Although war was being wagged in Europe since September 1939 and in the Far East since the Japanese invasion of China in 1937. Holding fast to neutrality, the United States had stayed out of both conflicts. A great deal of aid had been provided to Great Britain, in spite of a policy of declared American neutrality, but the United States would not consider declaring war unless there was a "deliberate provocation." As in “Yesterday, December 7, 1941—a date which will live in infamy—the United States of America was suddenly and deliberately attacked by naval and air forces of the Empire of Japan…

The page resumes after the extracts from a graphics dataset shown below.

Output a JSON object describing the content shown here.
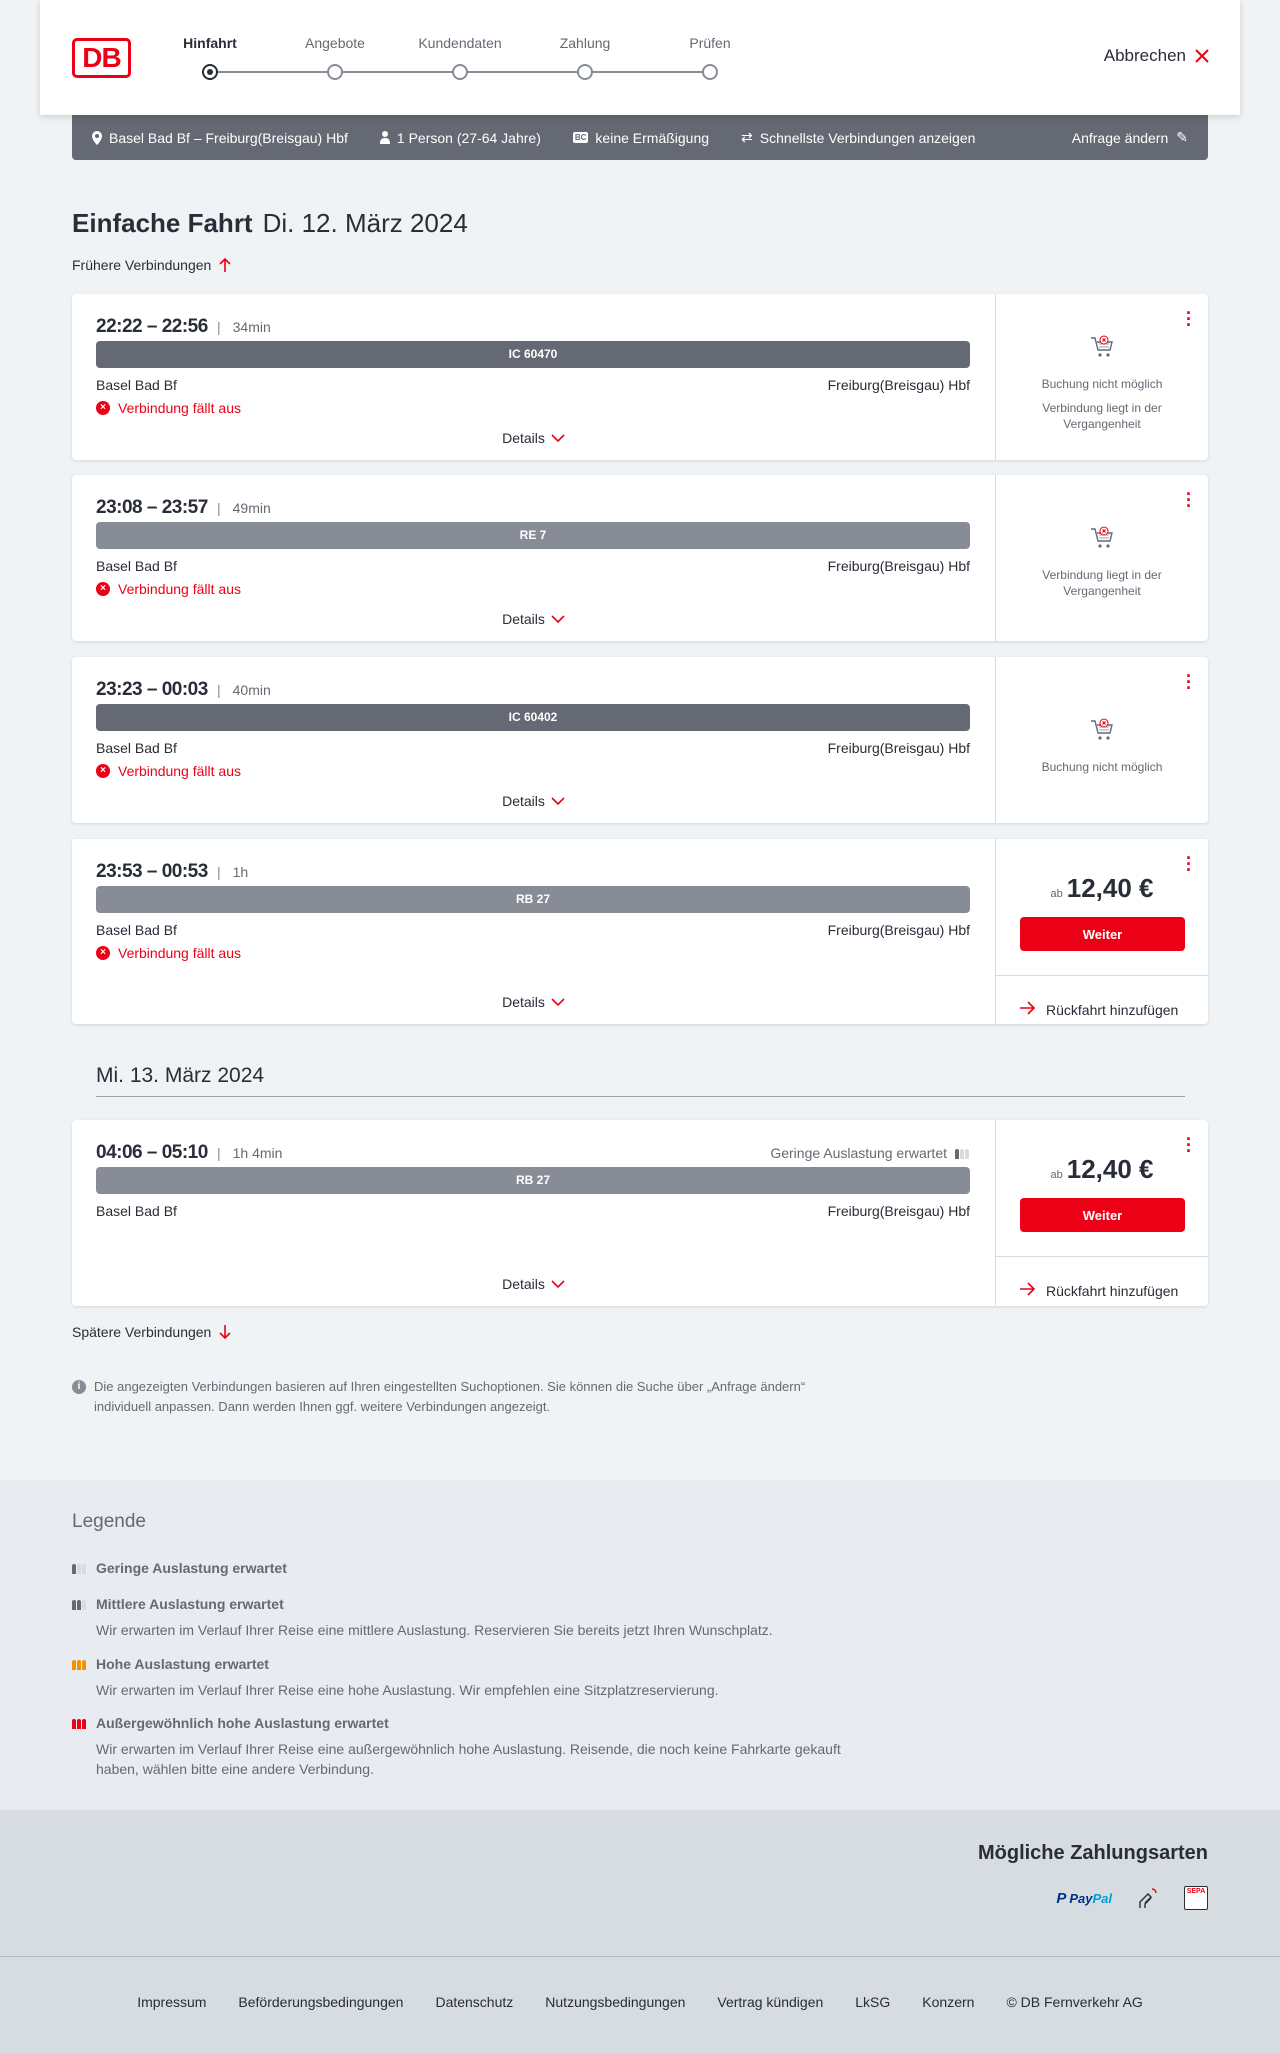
{
  "header": {
    "logo_text": "DB",
    "steps": [
      {
        "label": "Hinfahrt",
        "active": true
      },
      {
        "label": "Angebote"
      },
      {
        "label": "Kundendaten"
      },
      {
        "label": "Zahlung"
      },
      {
        "label": "Prüfen"
      }
    ],
    "cancel_label": "Abbrechen"
  },
  "infobar": {
    "route": "Basel Bad Bf – Freiburg(Breisgau) Hbf",
    "persons": "1 Person (27-64 Jahre)",
    "discount": "keine Ermäßigung",
    "discount_badge": "BC",
    "fastest": "Schnellste Verbindungen anzeigen",
    "edit": "Anfrage ändern"
  },
  "title": {
    "type": "Einfache Fahrt",
    "date": "Di. 12. März 2024"
  },
  "earlier": "Frühere Verbindungen",
  "later": "Spätere Verbindungen",
  "second_date": "Mi. 13. März 2024",
  "colors": {
    "accent": "#ec0016",
    "bar_ic": "#646973",
    "bar_regional": "#878c96",
    "infobar": "#646973"
  },
  "connections": [
    {
      "time": "22:22 – 22:56",
      "duration": "34min",
      "train": "IC 60470",
      "train_type": "ic",
      "from": "Basel Bad Bf",
      "to": "Freiburg(Breisgau) Hbf",
      "status": "Verbindung fällt aus",
      "details": "Details",
      "right_type": "unavailable",
      "right_texts": [
        "Buchung nicht möglich",
        "Verbindung liegt in der Vergangenheit"
      ]
    },
    {
      "time": "23:08 – 23:57",
      "duration": "49min",
      "train": "RE 7",
      "train_type": "regional",
      "from": "Basel Bad Bf",
      "to": "Freiburg(Breisgau) Hbf",
      "status": "Verbindung fällt aus",
      "details": "Details",
      "right_type": "unavailable",
      "right_texts": [
        "Verbindung liegt in der Vergangenheit"
      ]
    },
    {
      "time": "23:23 – 00:03",
      "duration": "40min",
      "train": "IC 60402",
      "train_type": "ic",
      "from": "Basel Bad Bf",
      "to": "Freiburg(Breisgau) Hbf",
      "status": "Verbindung fällt aus",
      "details": "Details",
      "right_type": "unavailable",
      "right_texts": [
        "Buchung nicht möglich"
      ]
    },
    {
      "time": "23:53 – 00:53",
      "duration": "1h",
      "train": "RB 27",
      "train_type": "regional",
      "from": "Basel Bad Bf",
      "to": "Freiburg(Breisgau) Hbf",
      "status": "Verbindung fällt aus",
      "details": "Details",
      "right_type": "price",
      "price_prefix": "ab",
      "price": "12,40 €",
      "button": "Weiter",
      "return": "Rückfahrt hinzufügen"
    },
    {
      "time": "04:06 – 05:10",
      "duration": "1h 4min",
      "train": "RB 27",
      "train_type": "regional",
      "from": "Basel Bad Bf",
      "to": "Freiburg(Breisgau) Hbf",
      "occupancy": "Geringe Auslastung erwartet",
      "details": "Details",
      "right_type": "price",
      "price_prefix": "ab",
      "price": "12,40 €",
      "button": "Weiter",
      "return": "Rückfahrt hinzufügen"
    }
  ],
  "note": "Die angezeigten Verbindungen basieren auf Ihren eingestellten Suchoptionen. Sie können die Suche über „Anfrage ändern“ individuell anpassen. Dann werden Ihnen ggf. weitere Verbindungen angezeigt.",
  "legend": {
    "title": "Legende",
    "items": [
      {
        "label": "Geringe Auslastung erwartet",
        "level": 1,
        "color": "#646973"
      },
      {
        "label": "Mittlere Auslastung erwartet",
        "level": 2,
        "color": "#646973",
        "desc": "Wir erwarten im Verlauf Ihrer Reise eine mittlere Auslastung. Reservieren Sie bereits jetzt Ihren Wunschplatz."
      },
      {
        "label": "Hohe Auslastung erwartet",
        "level": 3,
        "color": "#f39200",
        "desc": "Wir erwarten im Verlauf Ihrer Reise eine hohe Auslastung. Wir empfehlen eine Sitzplatzreservierung."
      },
      {
        "label": "Außergewöhnlich hohe Auslastung erwartet",
        "level": 4,
        "color": "#ec0016",
        "desc": "Wir erwarten im Verlauf Ihrer Reise eine außergewöhnlich hohe Auslastung. Reisende, die noch keine Fahrkarte gekauft haben, wählen bitte eine andere Verbindung."
      }
    ]
  },
  "payment": {
    "title": "Mögliche Zahlungsarten",
    "paypal": "PayPal",
    "sepa": "SEPA"
  },
  "footer": [
    "Impressum",
    "Beförderungsbedingungen",
    "Datenschutz",
    "Nutzungsbedingungen",
    "Vertrag kündigen",
    "LkSG",
    "Konzern",
    "© DB Fernverkehr AG"
  ]
}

The surprise attack on the U.S. naval base at Pearl Harbor on Oahu, Hawaii, by the Japanese precipitated the entry of the United States into World War II. The attack brought to a head a decade of worsening relations between the United States and Japan. Japan’s invasion of China in 1937, its subsequent alliance with the Axis powers (Germany and Italy) in 1940, and its occupation of French Indochina in July 1941 prompted the United States to respond that same month by freezing Japanese assets in the United States and declaring an embargo on petroleum shipments and other and other goods.
In addition to commemorating the 71st anniversary of the attack on Pearl Harbor; Yesterday, December 6, Americans also celebrated the 147th anniversary (1865) of the ratification of the 13th Amendment which abolished slavery in the United States.